In Peru all roads lead to Machu Picchu. The Qhapaq Ñan the road network of Tahuantinsuyo – The Inca Empire – embodies this. If Machu Picchu is among the new World Wonders, so should be Qhapaq Ñan, which became a UNESCO World Heritage Site in 2014. Many of the yearly visitors come to Machu Picchu hiking parts of Qhapaq Ñan through routes like the Classic Inca Trail, the Premium Inca Trail, or Huchuy Qosqo to Machu Picchu. It is no surprise that Machu Picchu is the climax of the journey through Peru.
However, Peru has so much more to offer.

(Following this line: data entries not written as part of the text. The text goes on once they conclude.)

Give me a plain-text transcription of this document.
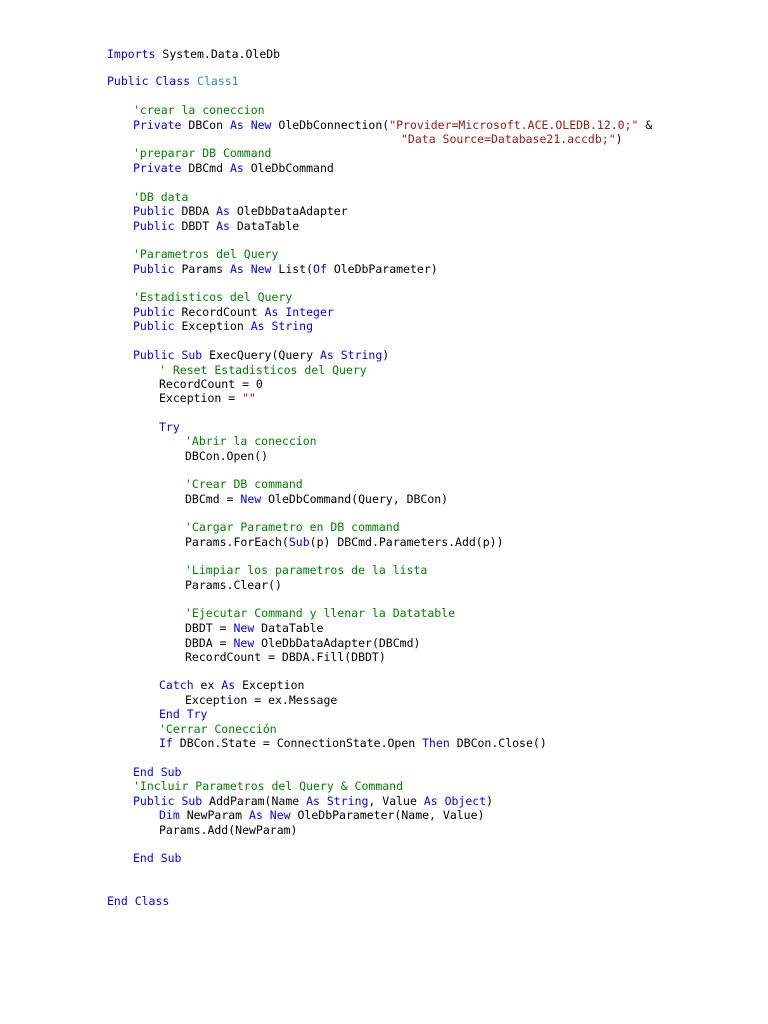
Imports System.Data.OleDb
Public Class Class1
'crear la coneccion
Private DBCon As New OleDbConnection("Provider=Microsoft.ACE.OLEDB.12.0;" &
"Data Source=Database21.accdb;")
'preparar DB Command
Private DBCmd As OleDbCommand
'DB data
Public DBDA As OleDbDataAdapter
Public DBDT As DataTable
'Parametros del Query
Public Params As New List(Of OleDbParameter)
'Estadisticos del Query
Public RecordCount As Integer
Public Exception As String
Public Sub ExecQuery(Query As String)
' Reset Estadisticos del Query
RecordCount = 0
Exception = ""
Try
'Abrir la coneccion
DBCon.Open()
'Crear DB command
DBCmd = New OleDbCommand(Query, DBCon)
'Cargar Parametro en DB command
Params.ForEach(Sub(p) DBCmd.Parameters.Add(p))
'Limpiar los parametros de la lista
Params.Clear()
'Ejecutar Command y llenar la Datatable
DBDT = New DataTable
DBDA = New OleDbDataAdapter(DBCmd)
RecordCount = DBDA.Fill(DBDT)
Catch ex As Exception
Exception = ex.Message
End Try
'Cerrar Conección
If DBCon.State = ConnectionState.Open Then DBCon.Close()
End Sub
'Incluir Parametros del Query & Command
Public Sub AddParam(Name As String, Value As Object)
Dim NewParam As New OleDbParameter(Name, Value)
Params.Add(NewParam)
End Sub
End Class
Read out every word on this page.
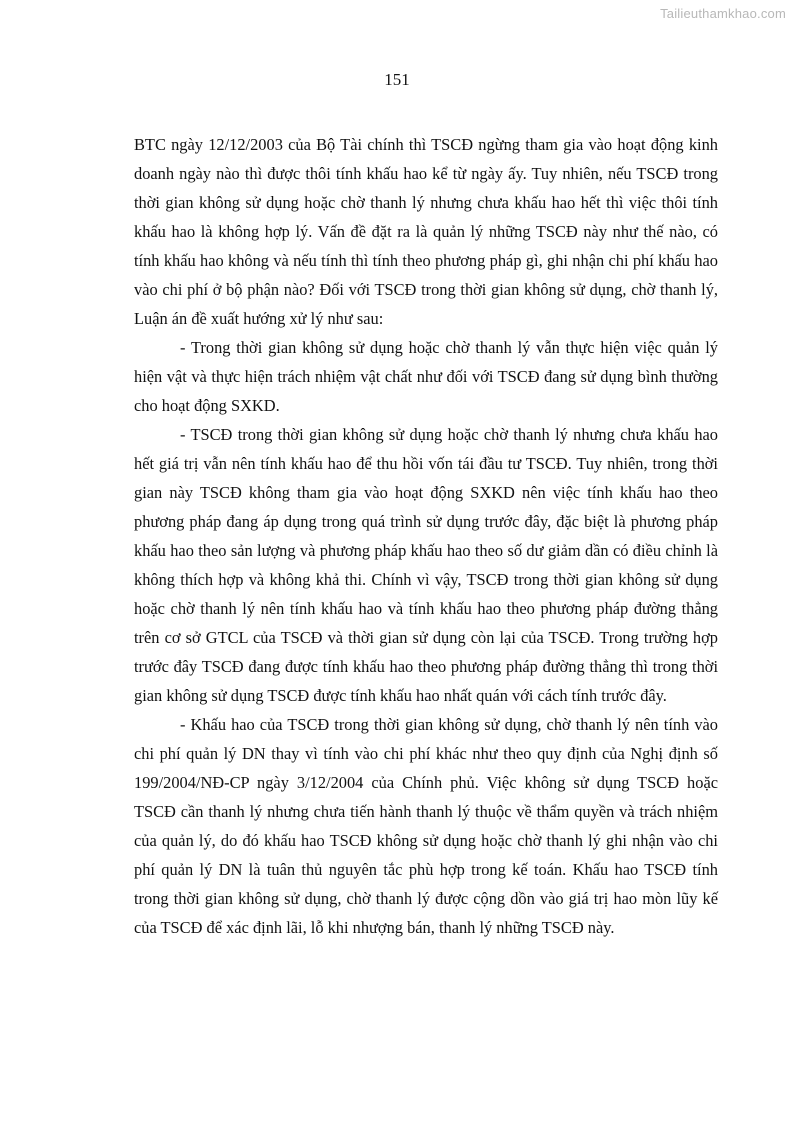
Tailieuthamkhao.com
151

BTC ngày 12/12/2003 của Bộ Tài chính thì TSCĐ ngừng tham gia vào hoạt động kinh doanh ngày nào thì được thôi tính khấu hao kể từ ngày ấy. Tuy nhiên, nếu TSCĐ trong thời gian không sử dụng hoặc chờ thanh lý nhưng chưa khấu hao hết thì việc thôi tính khấu hao là không hợp lý. Vấn đề đặt ra là quản lý những TSCĐ này như thế nào, có tính khấu hao không và nếu tính thì tính theo phương pháp gì, ghi nhận chi phí khấu hao vào chi phí ở bộ phận nào? Đối với TSCĐ trong thời gian không sử dụng, chờ thanh lý, Luận án đề xuất hướng xử lý như sau:

- Trong thời gian không sử dụng hoặc chờ thanh lý vẫn thực hiện việc quản lý hiện vật và thực hiện trách nhiệm vật chất như đối với TSCĐ đang sử dụng bình thường cho hoạt động SXKD.

- TSCĐ trong thời gian không sử dụng hoặc chờ thanh lý nhưng chưa khấu hao hết giá trị vẫn nên tính khấu hao để thu hồi vốn tái đầu tư TSCĐ. Tuy nhiên, trong thời gian này TSCĐ không tham gia vào hoạt động SXKD nên việc tính khấu hao theo phương pháp đang áp dụng trong quá trình sử dụng trước đây, đặc biệt là phương pháp khấu hao theo sản lượng và phương pháp khấu hao theo số dư giảm dần có điều chỉnh là không thích hợp và không khả thi. Chính vì vậy, TSCĐ trong thời gian không sử dụng hoặc chờ thanh lý nên tính khấu hao và tính khấu hao theo phương pháp đường thẳng trên cơ sở GTCL của TSCĐ và thời gian sử dụng còn lại của TSCĐ. Trong trường hợp trước đây TSCĐ đang được tính khấu hao theo phương pháp đường thẳng thì trong thời gian không sử dụng TSCĐ được tính khấu hao nhất quán với cách tính trước đây.

- Khấu hao của TSCĐ trong thời gian không sử dụng, chờ thanh lý nên tính vào chi phí quản lý DN thay vì tính vào chi phí khác như theo quy định của Nghị định số 199/2004/NĐ-CP ngày 3/12/2004 của Chính phủ. Việc không sử dụng TSCĐ hoặc TSCĐ cần thanh lý nhưng chưa tiến hành thanh lý thuộc về thẩm quyền và trách nhiệm của quản lý, do đó khấu hao TSCĐ không sử dụng hoặc chờ thanh lý ghi nhận vào chi phí quản lý DN là tuân thủ nguyên tắc phù hợp trong kế toán. Khấu hao TSCĐ tính trong thời gian không sử dụng, chờ thanh lý được cộng dồn vào giá trị hao mòn lũy kế của TSCĐ để xác định lãi, lỗ khi nhượng bán, thanh lý những TSCĐ này.
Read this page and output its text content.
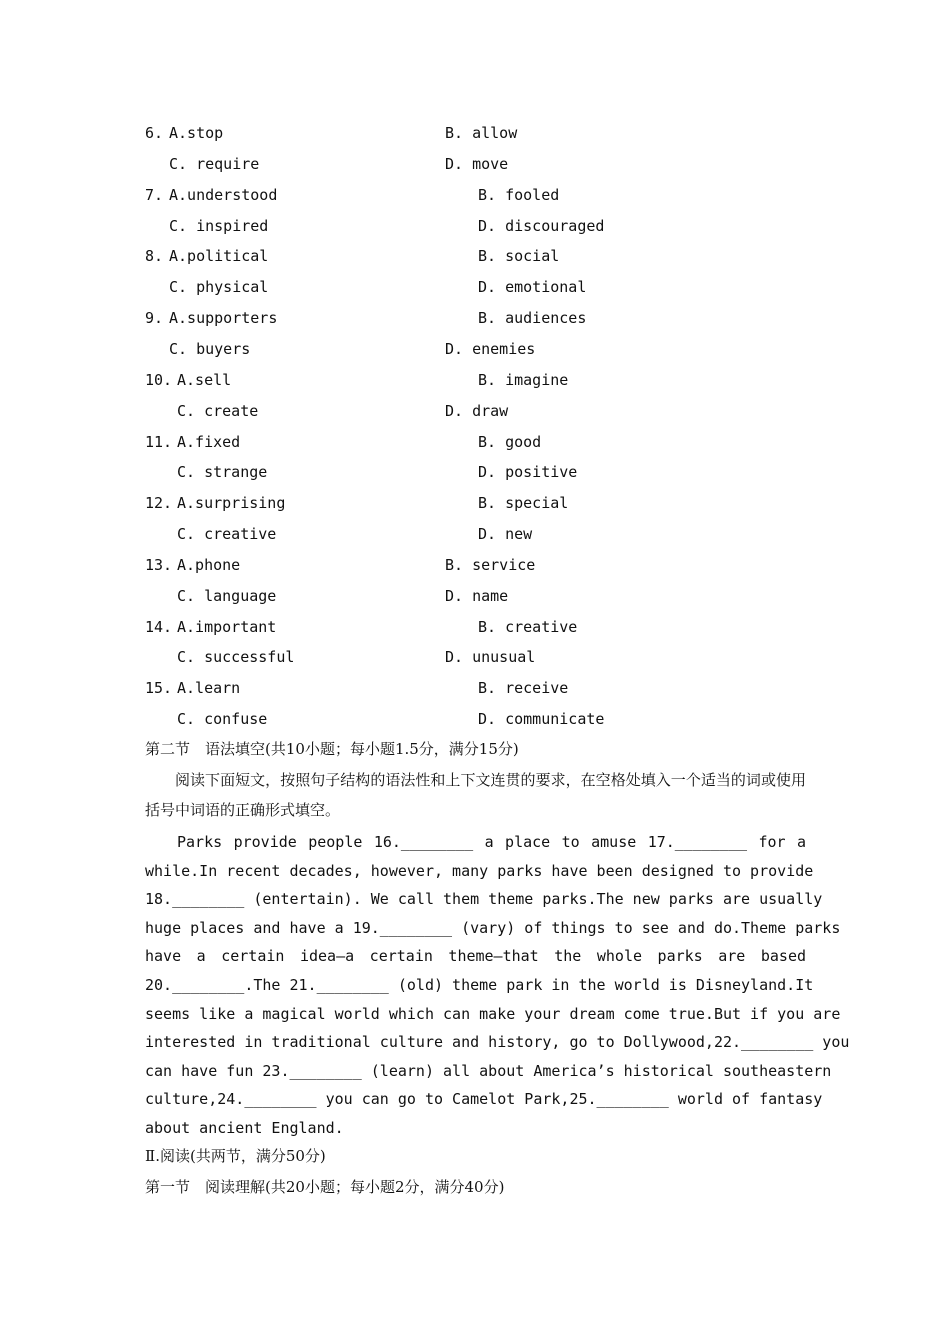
6. A.stop	B. allow
C. require	D. move
7. A.understood	B. fooled
C. inspired	D. discouraged
8. A.political	B. social
C. physical	D. emotional
9. A.supporters	B. audiences
C. buyers	D. enemies
10. A.sell	B. imagine
C. create	D. draw
11. A.fixed	B. good
C. strange	D. positive
12. A.surprising	B. special
C. creative	D. new
13. A.phone	B. service
C. language	D. name
14. A.important	B. creative
C. successful	D. unusual
15. A.learn	B. receive
C. confuse	D. communicate
第二节　语法填空(共10小题；每小题1.5分，满分15分)

阅读下面短文，按照句子结构的语法性和上下文连贯的要求，在空格处填入一个适当的词或使用括号中词语的正确形式填空。

Parks provide people 16.________ a place to amuse 17.________ for a
while.In recent decades, however, many parks have been designed to provide
18.________ (entertain). We call them theme parks.The new parks are usually
huge places and have a 19.________ (vary) of things to see and do.Theme parks
have a certain idea—a certain theme—that the whole parks are based
20.________.The 21.________ (old) theme park in the world is Disneyland.It
seems like a magical world which can make your dream come true.But if you are
interested in traditional culture and history, go to Dollywood,22.________ you
can have fun 23.________ (learn) all about America’s historical southeastern
culture,24.________ you can go to Camelot Park,25.________ world of fantasy
about ancient England.
Ⅱ.阅读(共两节，满分50分)
第一节　阅读理解(共20小题；每小题2分，满分40分)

There are the three different environments of costa – the coast, sierra – the mountains, and selva – the jungle and there are many different civilizations that rose and fell through the long pre-latino history of today’s Peru.
Discovering Lake Titicaca, Puno, Peru
Titiqaqa – Quechua spelling – is known as ‘the highest navigable lake in the world, with surface elevation of 3,812 meters (12,507 ft).’  The Titicacas’s name is interpreted as ‘puma’, due to the shape of the lake. Temperatures are influenced by the high altitude rather than the tropical latitude. The locals joke to have the cold season and the colder season; the cold season being the dry one and the colder season being the rainy one. The temperatures rarely get over 15°C during the day and the drop below the freezing point at night. Sun rays are very strong in this high Altiplano location, so 50+ sunblock is a must. A pair of comfortable water-proof shoes too.